Akibat peminggiran narasi ekologi dalam agama mengakibatkan dalam kurun waktu yang cukup lama, umat Islam tidak pernah memperhatikan-dalam nada ekstrem mengabaikan- hak-hak lingkungan dalam perspektif perintah agama. Larangan, dosa dan istilah maksiat hanya berlaku di ruang pergaulan invidual dan sosial, tidak pernah berlaku pada tindak pelanggaran ekologis.
Karena itulah, dakwah harus memainkan peran pentingnya untuk mengarusutamakan materi-materi ekologis. Larangan-larangan dalam agama tidak berhenti pada kepentingan hubungan manusia dengan Tuhan dan sesame manusia semata, tetapi juga kepentingan relasi manusia dengan ekosistemnya.
Sebagai langkah kongkret, juru dakwah harus segera mengenalkan dosa-dosa keagamaan tidak hanya berupa pelanggaran terhadap kewajiban ritual dan sosial, tetapi juga pelanggaran terhadap lingkungan. Dosa individual maupun kemaksiatan kolektif yang dilakukan korporasi dalam mengeksploitasi alam seharusnya menjadi materi dakwah yang berapi-api para juru dakwah.
Saya membayangkan jika materi khutbah jumat, terdapat 1 tema khusus lingkungan di dalam satu bulan pelaksanaan shalat jumat. Saya juga membayangkan porsi materi dakwah baik digital maupun konvensional menyelipkan nasehat-nasehat tentang paket beragama yang meliputi ketakwaan, kesalehan ritual dan sosial, serta kesalehan ekologis.
Kita sudah banyak mendengar nasehat-nasehat agama seperti : tingkatkanlah ketakwaan kepada Allah, istiqamahlah dalam beribadah, jangan pernah meningglakan bersilaturrahmi dan bersedekahlah kepada anak yatim dan mereka yang tidak mampu.
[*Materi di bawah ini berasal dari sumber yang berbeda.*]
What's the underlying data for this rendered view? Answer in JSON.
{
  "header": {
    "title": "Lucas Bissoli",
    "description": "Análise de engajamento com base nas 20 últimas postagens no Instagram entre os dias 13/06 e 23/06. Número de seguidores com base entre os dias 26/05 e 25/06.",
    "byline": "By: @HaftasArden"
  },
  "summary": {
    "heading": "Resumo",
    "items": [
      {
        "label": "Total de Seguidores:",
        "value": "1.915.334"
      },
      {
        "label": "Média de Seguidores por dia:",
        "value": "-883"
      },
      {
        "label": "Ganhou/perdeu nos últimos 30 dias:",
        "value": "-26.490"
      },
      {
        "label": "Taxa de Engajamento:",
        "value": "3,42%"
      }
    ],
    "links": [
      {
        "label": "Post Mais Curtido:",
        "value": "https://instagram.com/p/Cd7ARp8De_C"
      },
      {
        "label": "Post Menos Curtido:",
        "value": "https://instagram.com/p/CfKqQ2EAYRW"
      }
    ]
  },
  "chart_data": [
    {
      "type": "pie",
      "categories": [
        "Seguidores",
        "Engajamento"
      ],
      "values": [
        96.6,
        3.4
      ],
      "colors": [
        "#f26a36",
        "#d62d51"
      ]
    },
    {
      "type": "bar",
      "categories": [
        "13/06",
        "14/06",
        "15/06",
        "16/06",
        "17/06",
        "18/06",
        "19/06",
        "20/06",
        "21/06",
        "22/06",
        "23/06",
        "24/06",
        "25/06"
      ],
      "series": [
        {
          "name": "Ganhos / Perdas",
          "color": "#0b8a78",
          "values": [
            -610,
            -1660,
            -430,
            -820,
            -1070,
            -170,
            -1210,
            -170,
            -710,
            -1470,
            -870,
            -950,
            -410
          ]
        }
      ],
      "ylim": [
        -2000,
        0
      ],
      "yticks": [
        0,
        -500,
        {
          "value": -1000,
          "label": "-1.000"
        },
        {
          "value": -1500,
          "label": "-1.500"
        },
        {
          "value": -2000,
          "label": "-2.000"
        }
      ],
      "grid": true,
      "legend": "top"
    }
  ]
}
Umat juga harus diajari dan dinasehati tentang hal sederhana tentang lingkungan sebagai perintah agama. Misalnya : buanglah sampah pada tempatnya karena membuang kerikil di jalan pun adalah sedekah, jangan merusak sungai dengan timbunan sampah karena Allah melarang membuat kerusakan di muka bumi, bersedekahlah kalian dengan menanam dan menjaga pohon di lingkungan sekitar dan contoh lainnya.
Tentu saja, tidak hanya persoalan ringan tersebut, juru dakwah harus juga memperingatkan dosa dan kemaksiatan korporasi yang telah tamak melahap lahan terbuka hijau, hutan, dan pencemaran sungai akibat aktivitas pabrik. Ketegasan juru dakwah diuji tidak hanya sangar terhadap kemaksiatan sosial, tetapi juga kemaksiatan ekologis.
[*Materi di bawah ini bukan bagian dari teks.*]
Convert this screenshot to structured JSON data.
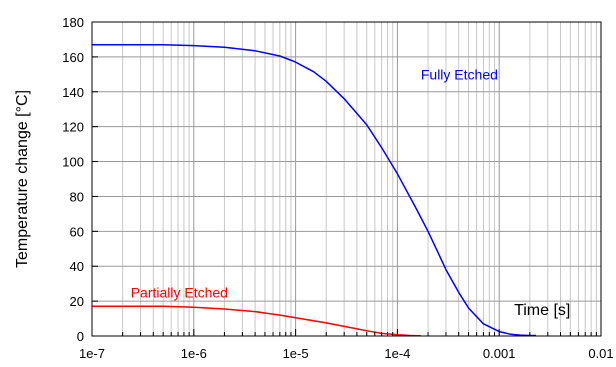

Sudah saatnya dakwah mengambil peran profetiknya secara utuh dengan membuka suara bagi kepentingan ekologis yang selama ini terpinggirkan. Dakwah yang membebaskan, bukan hanya mengajarkan rukuk dan sujud atau juga kepekaan sosial melalui sedekah dan zakat. Dakwah harus juga menyuarakan tangisan bumi dan mencintai ciptaan Allah dengan cara yang paling nyata: menjaga dan merawatnya.